Anecdotal information from colleagues and our own practices support our thesis that parents exert pressure on physicians
to dispense antibiotics. Many pediatricians have had the experience of parents "demanding" antibiotics
for illnesses such as coughs, colds, nonspecific diarrhea and sore throats for which they are generally not indicated.
Although we would like to believe otherwise, it is often less time-consuming for a physician to write a prescription
than it is to engage in a lengthy discussion with parents about the natural history of an infection, diarrhea,
or sore throat. Parental coercion, time constraints, and concerns of malpractice and litigation may all contribute
to physician prescribing practices.
Whether parent education alone will suffice to reduce the pressure to prescribe oral antibiotics inappropriately
is unclear. However, recent research does suggest that patients can change physician behavior. In an analysis of
99 randomized controlled trials of education strategies or interventions that objectively assessed physician performance
and/or health care outcomes, Davis and others found that four continuing medical education strategies were effective:
reminders, patient-mediated interventions, outreach visits, and opinion leaders (19). Davis, Pathman and others
indicate that parent preference impacts on physician behavior (20, 21). Pathman recently described an awareness-to-adherence
model of the steps to clinical guideline compliance. Immunizations were the basis for their model, with four aspects
of guideline implementation described, including: awareness, agreement, adoption, and adherence. In a survey of
2146 physicians, they found that physicians were much more likely to adopt the hepatitis B recommendation if they
believed parents knew about and/or requested the hepatitis vaccine. This belief on the part of physicians was the
most powerful predictor of adoption and agreement and could impact physician prescription of antibiotics.

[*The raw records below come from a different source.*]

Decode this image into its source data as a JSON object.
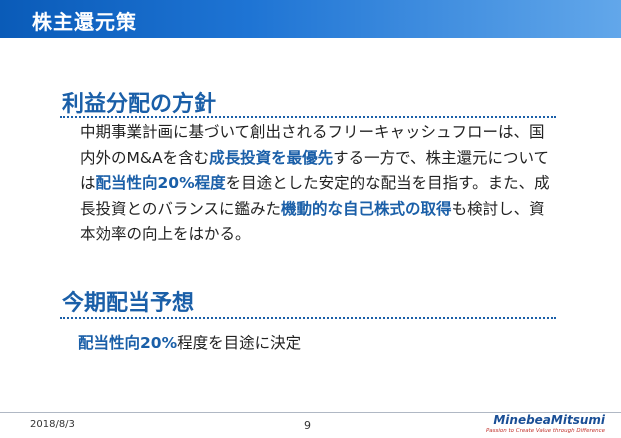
{
  "header": {
    "title": "株主還元策"
  },
  "policy": {
    "heading": "利益分配の方針",
    "parts": [
      "中期事業計画に基づいて創出されるフリーキャッシュフローは、国内外のM&Aを含む",
      "成長投資を最優先",
      "する一方で、株主還元については",
      "配当性向20%程度",
      "を目途とした安定的な配当を目指す。また、成長投資とのバランスに鑑みた",
      "機動的な自己株式の取得",
      "も検討し、資本効率の向上をはかる。"
    ]
  },
  "forecast": {
    "heading": "今期配当予想",
    "highlight": "配当性向20%",
    "rest": "程度を目途に決定"
  },
  "footer": {
    "date": "2018/8/3",
    "page": "9",
    "logo_name": "MinebeaMitsumi",
    "logo_tagline": "Passion to Create Value through Difference"
  },
  "colors": {
    "accent": "#1a5fa8",
    "header_start": "#0a5bb8",
    "header_end": "#62a7ea",
    "tagline": "#c0302a"
  }
}
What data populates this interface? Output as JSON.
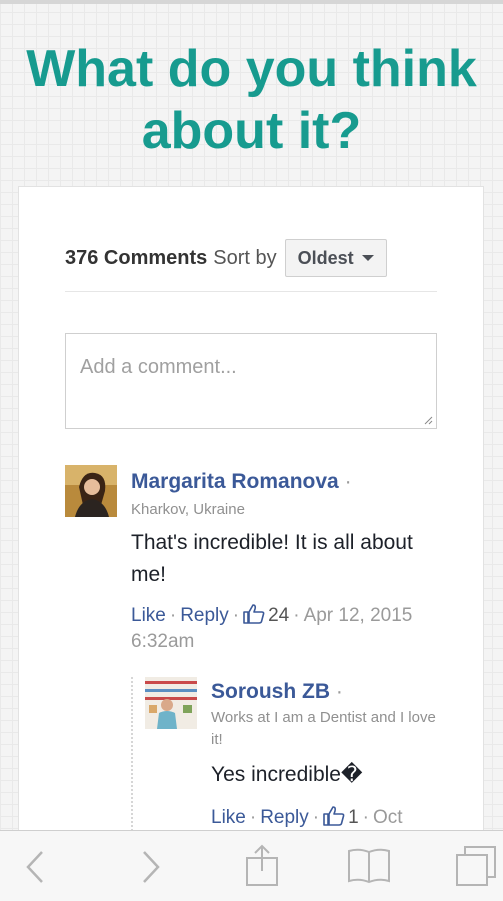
{
  "headline": "What do you think about it?",
  "comments_header": {
    "count_label": "376 Comments",
    "sort_label": "Sort by",
    "sort_value": "Oldest"
  },
  "comment_input": {
    "placeholder": "Add a comment..."
  },
  "comments": [
    {
      "author": "Margarita Romanova",
      "meta": "Kharkov, Ukraine",
      "text": "That's incredible! It is all about me!",
      "like_label": "Like",
      "reply_label": "Reply",
      "like_count": "24",
      "timestamp": "Apr 12, 2015 6:32am"
    },
    {
      "author": "Soroush ZB",
      "meta": "Works at I am a Dentist and I love it!",
      "text": "Yes incredible�",
      "like_label": "Like",
      "reply_label": "Reply",
      "like_count": "1",
      "timestamp": "Oct"
    }
  ],
  "toolbar_icons": [
    "back-icon",
    "forward-icon",
    "share-icon",
    "bookmarks-icon",
    "tabs-icon"
  ],
  "colors": {
    "accent": "#179b8f",
    "link": "#3b5998",
    "like_blue": "#3b5998"
  }
}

Our study represents an initial step in understanding the complex relationship between parents and physicians as
it relates to antibiotics, though it is unclear if our results may be generally applied to all parents. Not only
may educational status be a critical variable, but ethnicity may also play a role. In addition, more information
is needed from the actual parent-clinician encounter. It is possible that the self-report is not accurate, and
that interviews before and after an encounter will be necessary. Nevertheless, we believe some parents are beginning
to question the use of antibiotics. Recent discussions in the media about bacterial resistance have acquainted
many parents with the concept. Ultimately, however, understanding parents' concerns and beliefs about antibiotics
is necessary before we can develop intervention strategies that reduce inappropriate antibiotic use.